On Justice

Southern Ontario is today dealing with some tough stuff. Sentencing for Michael Rafferty, who was found guilty of kidnapping, assaulting and murdering 8 year Victoria (Tori) Stafford in 2009, happened today in London, ON. When the guilty verdict came in on Friday, most folks were pleased, but then of course there’s the discussion on what justice means in a case like this.

Rafferty will be going to prison for a long time (until at least 2034). 1st degree murder means automatic life sentence (25 years before eligible for parole). The 10 years for each of the other two charges will be served concurrently.

But is that justice? Does placing this man in a government funded facility for 25 years make the situation better? I caught a clip on the news of Tori’s dad saying that the guilty verdict does not bring Victoria back, but does mean this man won’t be able to hurt anyone else.

So here’s the dilemma-  what is justice really? Is punishing some for their crimes just, or simple retribution? Are we not called in the Bible to foster/facilitate reconciliation and restoration?

In this case, nothing will restore the Stafford family.
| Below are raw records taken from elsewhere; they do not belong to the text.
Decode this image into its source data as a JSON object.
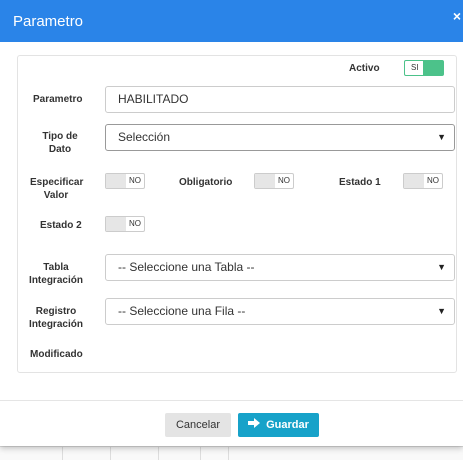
{
  "modal": {
    "title": "Parametro",
    "close_label": "×"
  },
  "form": {
    "activo": {
      "label": "Activo",
      "toggle_text": "SI",
      "state": "on"
    },
    "parametro": {
      "label": "Parametro",
      "value": "HABILITADO"
    },
    "tipo_dato": {
      "label_line1": "Tipo de",
      "label_line2": "Dato",
      "value": "Selección"
    },
    "especificar_valor": {
      "label_line1": "Especificar",
      "label_line2": "Valor",
      "toggle_text": "NO",
      "state": "off"
    },
    "obligatorio": {
      "label": "Obligatorio",
      "toggle_text": "NO",
      "state": "off"
    },
    "estado1": {
      "label": "Estado 1",
      "toggle_text": "NO",
      "state": "off"
    },
    "estado2": {
      "label": "Estado 2",
      "toggle_text": "NO",
      "state": "off"
    },
    "tabla_integracion": {
      "label_line1": "Tabla",
      "label_line2": "Integración",
      "value": "-- Seleccione una Tabla --"
    },
    "registro_integracion": {
      "label_line1": "Registro",
      "label_line2": "Integración",
      "value": "-- Seleccione una Fila --"
    },
    "modificado": {
      "label": "Modificado"
    }
  },
  "footer": {
    "cancel_label": "Cancelar",
    "save_label": "Guardar",
    "save_icon": "save-arrow-icon"
  },
  "colors": {
    "header": "#2a84e8",
    "toggle_on": "#4cc28a",
    "save_button": "#17a2c9"
  }
}
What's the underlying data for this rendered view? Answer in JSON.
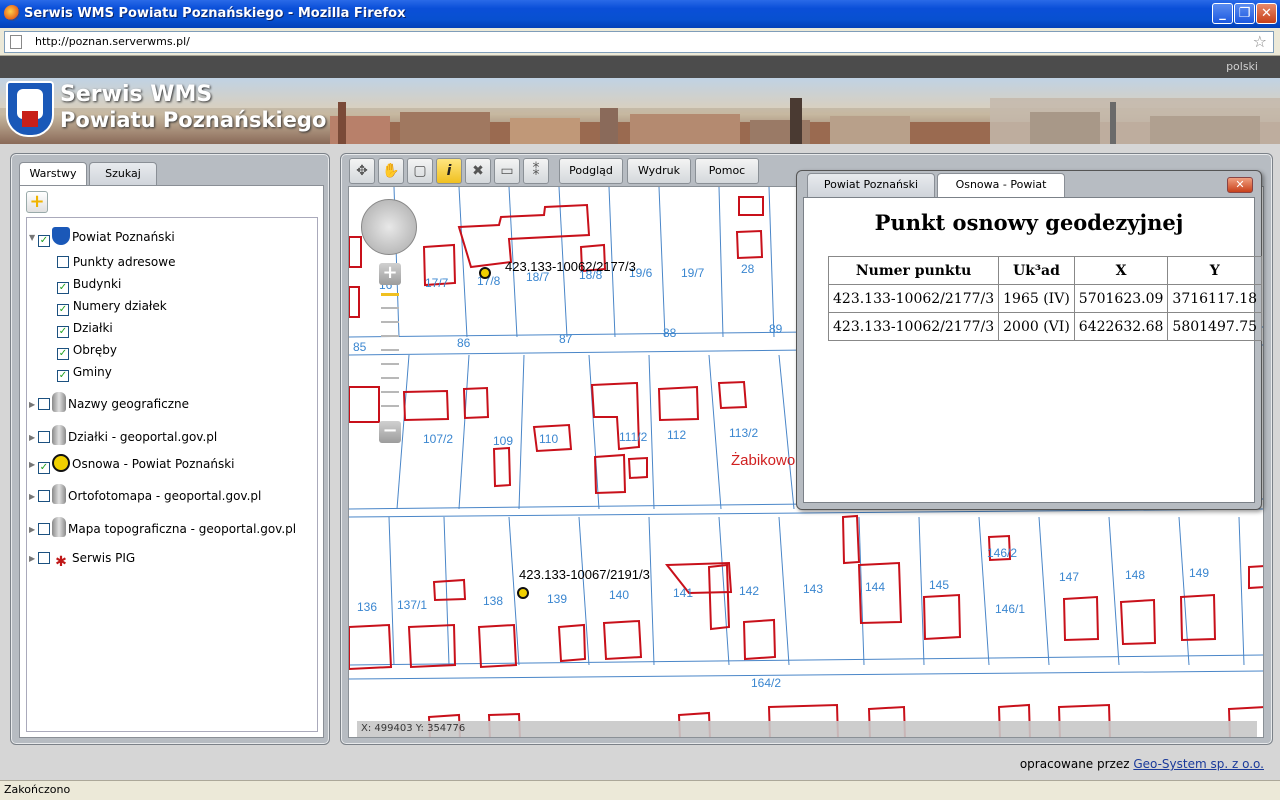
{
  "window": {
    "title": "Serwis WMS Powiatu Poznańskiego - Mozilla Firefox"
  },
  "browser": {
    "url": "http://poznan.serverwms.pl/",
    "status": "Zakończono"
  },
  "header": {
    "lang": "polski",
    "title_line1": "Serwis WMS",
    "title_line2": "Powiatu Poznańskiego"
  },
  "left_panel": {
    "tabs": [
      {
        "label": "Warstwy"
      },
      {
        "label": "Szukaj"
      }
    ],
    "layers": [
      {
        "label": "Powiat Poznański",
        "checked": true,
        "icon": "coat-of-arms-icon"
      },
      {
        "label": "Punkty adresowe",
        "checked": false
      },
      {
        "label": "Budynki",
        "checked": true
      },
      {
        "label": "Numery działek",
        "checked": true
      },
      {
        "label": "Działki",
        "checked": true
      },
      {
        "label": "Obręby",
        "checked": true
      },
      {
        "label": "Gminy",
        "checked": true
      },
      {
        "label": "Nazwy geograficzne",
        "checked": false,
        "icon": "globe-icon"
      },
      {
        "label": "Działki - geoportal.gov.pl",
        "checked": false,
        "icon": "globe-icon"
      },
      {
        "label": "Osnowa - Powiat Poznański",
        "checked": true,
        "icon": "survey-point-icon"
      },
      {
        "label": "Ortofotomapa - geoportal.gov.pl",
        "checked": false,
        "icon": "globe-icon"
      },
      {
        "label": "Mapa topograficzna - geoportal.gov.pl",
        "checked": false,
        "icon": "globe-icon"
      },
      {
        "label": "Serwis PIG",
        "checked": false,
        "icon": "pig-icon"
      }
    ]
  },
  "toolbar": {
    "preview": "Podgląd",
    "print": "Wydruk",
    "help": "Pomoc"
  },
  "map": {
    "coords": "X: 499403 Y: 354776",
    "point_labels": [
      "423.133-10062/2177/3",
      "423.133-10067/2191/3"
    ],
    "place_name": "Żabikowo",
    "parcels": [
      "16",
      "17/7",
      "17/8",
      "18/7",
      "18/8",
      "19/6",
      "19/7",
      "28",
      "85",
      "86",
      "87",
      "88",
      "89",
      "107/2",
      "109",
      "110",
      "111/2",
      "112",
      "113/2",
      "136",
      "137/1",
      "138",
      "139",
      "140",
      "141",
      "142",
      "143",
      "144",
      "145",
      "146/2",
      "146/1",
      "147",
      "148",
      "149",
      "164/2"
    ]
  },
  "popup": {
    "tabs": [
      "Powiat Poznański",
      "Osnowa - Powiat Pozn..."
    ],
    "close": "x",
    "title": "Punkt osnowy geodezyjnej",
    "columns": [
      "Numer punktu",
      "Uk³ad",
      "X",
      "Y"
    ],
    "rows": [
      [
        "423.133-10062/2177/3",
        "1965 (IV)",
        "5701623.09",
        "3716117.18"
      ],
      [
        "423.133-10062/2177/3",
        "2000 (VI)",
        "6422632.68",
        "5801497.75"
      ]
    ]
  },
  "footer": {
    "prefix": "opracowane przez",
    "link": "Geo-System sp. z o.o."
  }
}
Nothing seems “just”. Most of us would have the initial instinct to do far more to this man than cage him for 25 years. I shudder when I think of the nasty things I am inclined to want to see happen to him. But that won’t make things any better- except perhaps to alleviate the initial anger.

But does punishing an already broken man make things better? He is broken. We all are. But this man’s brokenness is of a whole other magnitude. The judge at sentencing today called Rafferty a “monster”. But still, somehow, he is actually made in the image of God. This man doesn’t need to be punished, but to have his life altered, reversed, redeemed from what it is. He needs salvation.

What if we prayed for Michael Rafferty?

What if we loved Michael Rafferty?

Could we? Should we?

Now don’t me wrong here, I’m not saying he shouldn’t go to jail. It would be a heinously unjust decision to allow this man access to other children. As a father of two daughters, I know I don’t want Michael Rafferty on the streets. I also don’t want someone made in the image of God left to “rot in jail”. Yes, as deplorable and difficult as it may be to see that in writing (I want to vomit typing it), Michael Rafferty is a human being, made in God’s image, albeit, one who has rejected God’s design to such an extent that any remnant of the image is so obscured we may never see it. But we are called to love our enemies; to forgive those who trespass against us; and to reconcile sinners to God. Somehow, we need to make his incarceration a means to bring the gospel.

Not easy.

I don’t want to really. But I know we have to.

“Be merciful, just as your Father is merciful” (Luke 6:36).

Sometimes our calling is hard. Sometimes “eye for an eye” makes more sense. What Michael Rafferty has done may be the most heinous kind of evil- disturbing, vomit-inducing, rage inspiring kind of evil. But we are told to overcome evil with good.

So what does that mean for us? How do we overcome this evil with good? How do we do what is best for Tori’s family, while still trying to bring goodness to Michael Rafferty, and his partner in this, Terri-Lynne McClintic? I don’t think we’ll ever know.

This entry was posted in Canada, ethics, news, politics, practical theology, prayer. Bookmark the permalink.

One Response to On Justice

  1. waynebradley says:

    Your struggle is one that I hear many Christians express. In the case of crime, God has vested authority in governments to enforce the law and to protect the innocent. For the government to find someone guilty and send them to prison is its rightful function. As Christians we should rejoice when the process works. Still, as followers of Christ, we should love and pray for the conversion of the guilty one. It is not a struggle between the two in reality. God has given place for both.